I have never used this technique on buttons, to be honest. But I did this on divs quite often...
While the answers on here are all good, none seem to be the simplest solution. After some quick research, it seems that the real easiest way to make a button use vue-router is with the router.push call. This can be used within a .vue template like this:
<button @click="$router.push('about')">Click to Navigate</button>
Super simple and clean. I hope someone else finds this useful!
Sadly no, there is currently no way to do this properly.
I say properly because there obviously are several solutions that were already proposed to this question.
The problem is: they seem to work but really they are not correct.
Here is why:
It is invalid to put any actionable element inside of another in html (there's plenty of invalid html out there and it has not caught fire yet, am I right?).
Most of the solutions I've seen here don't provide any navigation accessibility (nor link features such as "open link in new tab").
The one that does (by Jeff Hykin) has a couple of draw backs too:
It fails to observe point 1)
In his snippet, @click="navigate" is not necessary because <router-link> is really an <a>, which will trigger a navigation by itself and href is totally useless to a <button>.
EDIT: Answer by Badacadabra is a bit better, but still point 1)

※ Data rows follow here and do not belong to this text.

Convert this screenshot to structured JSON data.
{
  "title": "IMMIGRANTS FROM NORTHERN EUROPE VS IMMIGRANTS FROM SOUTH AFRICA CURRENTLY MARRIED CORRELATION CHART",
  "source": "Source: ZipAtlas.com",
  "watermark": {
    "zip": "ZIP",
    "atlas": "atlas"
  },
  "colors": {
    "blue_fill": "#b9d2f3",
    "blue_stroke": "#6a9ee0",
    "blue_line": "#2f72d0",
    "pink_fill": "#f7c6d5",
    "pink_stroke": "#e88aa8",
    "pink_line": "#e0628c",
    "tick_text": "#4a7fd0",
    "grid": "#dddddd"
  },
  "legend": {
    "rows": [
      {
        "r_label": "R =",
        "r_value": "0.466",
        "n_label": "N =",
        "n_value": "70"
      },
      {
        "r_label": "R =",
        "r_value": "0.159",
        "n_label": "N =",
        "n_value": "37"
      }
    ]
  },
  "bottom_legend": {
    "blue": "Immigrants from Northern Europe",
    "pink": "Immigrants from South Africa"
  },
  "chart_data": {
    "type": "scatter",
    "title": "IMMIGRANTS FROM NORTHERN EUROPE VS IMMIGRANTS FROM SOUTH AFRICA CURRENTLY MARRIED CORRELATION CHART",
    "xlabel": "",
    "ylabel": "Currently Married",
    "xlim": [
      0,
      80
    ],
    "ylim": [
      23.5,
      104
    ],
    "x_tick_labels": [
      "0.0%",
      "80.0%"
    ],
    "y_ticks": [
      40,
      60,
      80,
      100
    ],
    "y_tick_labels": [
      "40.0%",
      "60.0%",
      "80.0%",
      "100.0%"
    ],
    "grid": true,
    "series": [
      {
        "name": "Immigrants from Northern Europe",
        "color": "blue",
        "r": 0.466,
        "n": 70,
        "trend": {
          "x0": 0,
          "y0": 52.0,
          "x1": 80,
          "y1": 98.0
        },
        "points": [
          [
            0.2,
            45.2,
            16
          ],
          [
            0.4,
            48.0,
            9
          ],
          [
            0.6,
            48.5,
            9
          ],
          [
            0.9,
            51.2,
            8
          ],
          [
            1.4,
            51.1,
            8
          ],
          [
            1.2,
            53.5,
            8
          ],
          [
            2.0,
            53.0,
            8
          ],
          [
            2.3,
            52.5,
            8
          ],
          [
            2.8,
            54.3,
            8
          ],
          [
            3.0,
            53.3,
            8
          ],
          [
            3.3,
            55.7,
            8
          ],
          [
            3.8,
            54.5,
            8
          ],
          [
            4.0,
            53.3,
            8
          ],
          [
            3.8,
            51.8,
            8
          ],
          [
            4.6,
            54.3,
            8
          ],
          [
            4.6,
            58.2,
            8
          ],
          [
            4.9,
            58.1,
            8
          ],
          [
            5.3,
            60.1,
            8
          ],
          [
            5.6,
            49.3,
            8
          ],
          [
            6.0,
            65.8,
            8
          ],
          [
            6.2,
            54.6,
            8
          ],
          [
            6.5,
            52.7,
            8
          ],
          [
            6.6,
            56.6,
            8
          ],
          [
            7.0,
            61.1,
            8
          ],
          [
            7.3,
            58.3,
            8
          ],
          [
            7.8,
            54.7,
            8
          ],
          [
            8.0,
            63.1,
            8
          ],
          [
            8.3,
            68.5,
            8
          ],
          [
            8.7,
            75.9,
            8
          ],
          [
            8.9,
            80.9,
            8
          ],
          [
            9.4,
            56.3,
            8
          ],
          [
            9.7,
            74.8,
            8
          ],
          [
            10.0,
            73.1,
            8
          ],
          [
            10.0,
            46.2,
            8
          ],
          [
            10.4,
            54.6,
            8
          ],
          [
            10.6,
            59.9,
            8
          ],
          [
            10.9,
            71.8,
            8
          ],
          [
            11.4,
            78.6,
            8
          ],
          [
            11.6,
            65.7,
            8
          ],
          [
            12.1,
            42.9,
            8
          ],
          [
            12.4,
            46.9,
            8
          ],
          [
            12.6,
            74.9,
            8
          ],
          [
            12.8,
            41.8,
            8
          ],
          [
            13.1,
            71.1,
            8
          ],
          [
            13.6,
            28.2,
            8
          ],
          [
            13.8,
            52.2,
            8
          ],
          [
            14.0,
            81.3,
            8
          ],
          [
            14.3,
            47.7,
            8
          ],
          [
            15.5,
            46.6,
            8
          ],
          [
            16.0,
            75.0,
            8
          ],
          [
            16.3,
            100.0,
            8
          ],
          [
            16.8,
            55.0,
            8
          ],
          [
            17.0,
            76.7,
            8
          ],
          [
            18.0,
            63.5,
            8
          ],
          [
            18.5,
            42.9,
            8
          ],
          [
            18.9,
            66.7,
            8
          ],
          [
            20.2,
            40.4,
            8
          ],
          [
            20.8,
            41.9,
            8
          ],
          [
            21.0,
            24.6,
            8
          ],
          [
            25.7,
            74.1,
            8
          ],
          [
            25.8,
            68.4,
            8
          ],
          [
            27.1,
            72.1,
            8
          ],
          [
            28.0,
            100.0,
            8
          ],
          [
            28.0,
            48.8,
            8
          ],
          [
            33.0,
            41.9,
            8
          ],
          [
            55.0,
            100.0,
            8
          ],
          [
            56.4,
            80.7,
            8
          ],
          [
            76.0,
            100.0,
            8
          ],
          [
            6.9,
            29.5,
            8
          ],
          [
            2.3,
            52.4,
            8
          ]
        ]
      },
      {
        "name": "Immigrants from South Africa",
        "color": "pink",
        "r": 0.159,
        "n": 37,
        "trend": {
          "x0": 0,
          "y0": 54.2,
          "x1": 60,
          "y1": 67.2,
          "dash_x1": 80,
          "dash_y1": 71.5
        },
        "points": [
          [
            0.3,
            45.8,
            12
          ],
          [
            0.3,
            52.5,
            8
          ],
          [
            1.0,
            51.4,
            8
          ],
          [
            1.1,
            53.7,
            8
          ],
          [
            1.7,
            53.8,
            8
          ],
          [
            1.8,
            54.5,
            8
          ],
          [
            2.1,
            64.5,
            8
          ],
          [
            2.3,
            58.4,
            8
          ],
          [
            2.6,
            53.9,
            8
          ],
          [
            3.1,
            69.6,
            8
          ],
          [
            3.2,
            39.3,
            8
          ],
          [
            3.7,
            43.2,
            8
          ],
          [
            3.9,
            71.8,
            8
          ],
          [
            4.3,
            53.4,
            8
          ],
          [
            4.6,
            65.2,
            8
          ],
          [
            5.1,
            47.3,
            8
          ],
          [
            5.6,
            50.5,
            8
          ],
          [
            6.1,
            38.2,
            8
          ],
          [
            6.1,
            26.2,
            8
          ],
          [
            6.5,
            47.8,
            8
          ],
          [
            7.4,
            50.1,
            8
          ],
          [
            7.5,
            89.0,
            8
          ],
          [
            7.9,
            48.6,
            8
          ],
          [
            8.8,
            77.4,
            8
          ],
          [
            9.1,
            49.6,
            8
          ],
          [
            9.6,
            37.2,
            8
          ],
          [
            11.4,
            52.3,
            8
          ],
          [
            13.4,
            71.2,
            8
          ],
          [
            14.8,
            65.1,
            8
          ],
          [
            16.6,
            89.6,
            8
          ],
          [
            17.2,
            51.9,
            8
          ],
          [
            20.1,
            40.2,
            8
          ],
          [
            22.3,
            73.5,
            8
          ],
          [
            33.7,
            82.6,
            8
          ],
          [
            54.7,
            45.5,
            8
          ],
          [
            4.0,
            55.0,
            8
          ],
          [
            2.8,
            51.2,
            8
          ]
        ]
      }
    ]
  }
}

Assuming what you want is to reuse a properly styled button component to be used as a valid accessible link.
The real solution and you won't like it (I don't), is to create a component for the button, create another for the link and put whatever can be reused in yet another file (a base actionable component for example).
If the button comes from a library, well, another example that libraries never really solve every problem for you.